The central work in the exhibition is entitled “Floor” and incorporates an assembly of more than 30 columns arranged in a repetitive fashion on the floor. The sheer number of pieces in the center of the Carnegie Gallery inside the MAM demands attention. This large sculpture is in reality an installation.
Initially, the viewer brings with them a preconceived notion that newspaper should be recycled and is fragile and disposable. But one of the powerful messages manifested by Hunt in this exhibit is the idea that newspaper is strong, durable, and resists decomposition. There is a sense of discovery in uncovering the human energy and ingenuity in the construction of her work.
There is an influence of minimalism present in Hunt’s work. Minimalism, or what some people refer to as reductivism, is an aesthetic where the artist reduces the expression to the bare essential design elements.

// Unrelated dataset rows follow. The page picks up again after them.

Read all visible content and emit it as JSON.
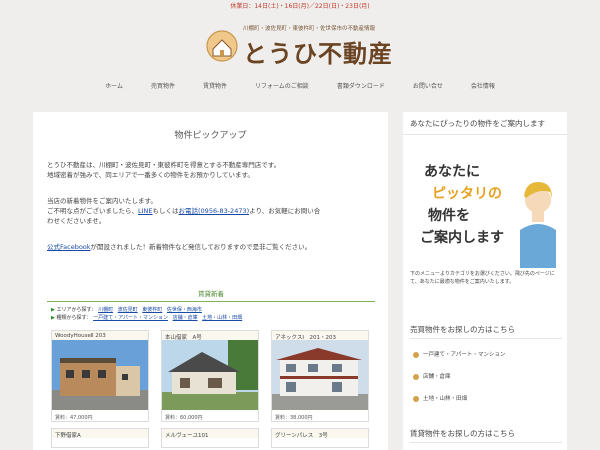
{
  "notice": "休業日：14日(土)・16日(月)／22日(日)・23日(月)",
  "header": {
    "tagline": "川棚町・波佐見町・東彼杵町・佐世保市の不動産情報",
    "brand": "とうひ不動産"
  },
  "nav": [
    "ホーム",
    "売買物件",
    "賃貸物件",
    "リフォームのご相談",
    "書類ダウンロード",
    "お問い合せ",
    "会社情報"
  ],
  "main": {
    "title": "物件ピックアップ",
    "p1a": "とうひ不動産は、川棚町・波佐見町・東彼杵町を得意とする不動産専門店です。",
    "p1b": "地域密着が強みで、同エリアで一番多くの物件をお預かりしています。",
    "p2a": "当店の新着物件をご案内いたします。",
    "p2b_pre": "ご不明な点がございましたら、",
    "line_link": "LINE",
    "p2b_mid": "もしくは",
    "tel_link": "お電話(0956-83-2473)",
    "p2b_post": "より、お気軽にお問い合",
    "p2c": "わせくださいませ。",
    "fb_link": "公式Facebook",
    "p3_post": "が開設されました！新着物件など発信しておりますので是非ご覧ください。"
  },
  "listing": {
    "title": "賃貸新着",
    "area_label": "エリアから探す：",
    "areas": [
      "川棚町",
      "波佐見町",
      "東彼杵町",
      "佐世保・西海市"
    ],
    "type_label": "種類から探す：",
    "types": [
      "一戸建て・アパート・マンション",
      "店舗・倉庫",
      "土地・山林・田畑"
    ],
    "cards": [
      {
        "name": "WoodyHouseⅡ 203",
        "rent": "賃料：47,000円"
      },
      {
        "name": "本山借家　A号",
        "rent": "賃料：60,000円"
      },
      {
        "name": "アネックスⅠ　201・203",
        "rent": "賃料：38,000円"
      }
    ],
    "cards2": [
      "下野借家A",
      "メルヴェーユ101",
      "グリーンパレス　3号"
    ]
  },
  "sidebar": {
    "heading": "あなたにぴったりの物件をご案内します",
    "banner_line1": "あなたに",
    "banner_line2": "ピッタリの",
    "banner_line3": "物件を",
    "banner_line4": "ご案内します",
    "desc": "下のメニューよりカテゴリをお選びください。飛び先のページにて、あなたに最適な物件をご案内いたします。",
    "sale_heading": "売買物件をお探しの方はこちら",
    "sale_items": [
      "一戸建て・アパート・マンション",
      "店舗・倉庫",
      "土地・山林・田畑"
    ],
    "rent_heading": "賃貸物件をお探しの方はこちら"
  }
}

Hunt is driven by the clarity with which she understands her materials. She is ingenious in marrying skills.
She is an artist who brings together the skills of a print shop trimmer, drill press operator, metal fabricator and construction worker. She paints, draws and fabricates. She has a very strong drive and direction and knows exactly where she wants to arrive. Included in the exhibition are two drawings of goats, each a companion in her creative journey.
While this might seem incongruous, they are included as part of a way to more completely understand and appreciate the artist, her life, and her life’s work where all ideas swirl around in the creative process.
Today Hunt lives and maintains a studio in Creston. She received a bachelor’s degree of fine arts from Kansas City Art Institute and a master’s degree of fine arts from Cranbrook Academy of Art, Bloomfield Hills, Mississippi.
She has had many solo exhibitions in venues throughout the country, including Portland Art Museum; Nicolaysen Art Museum, Casper, Wyoming; Leedy-Voulkos Art Center, Kansas City, Missouri; Yellowstone Art Museum, Billings; and in years past MAM. She has been the recipient of a Montana Arts Council Individual Artist Award, and an Adolf and Esther Gottlieb Individual Support Grant. Her work is included in numerous collections, including Seattle Office of Arts and Cultural Affairs, Yellowstone Art Museum, Eiteljorg Museum of American Indians and Western Art, and the Missoula Art Museum.
Admission is always free at the MAM. Gallery hours are Tuesday- Saturday, from 10 a.m. to 5 p.m.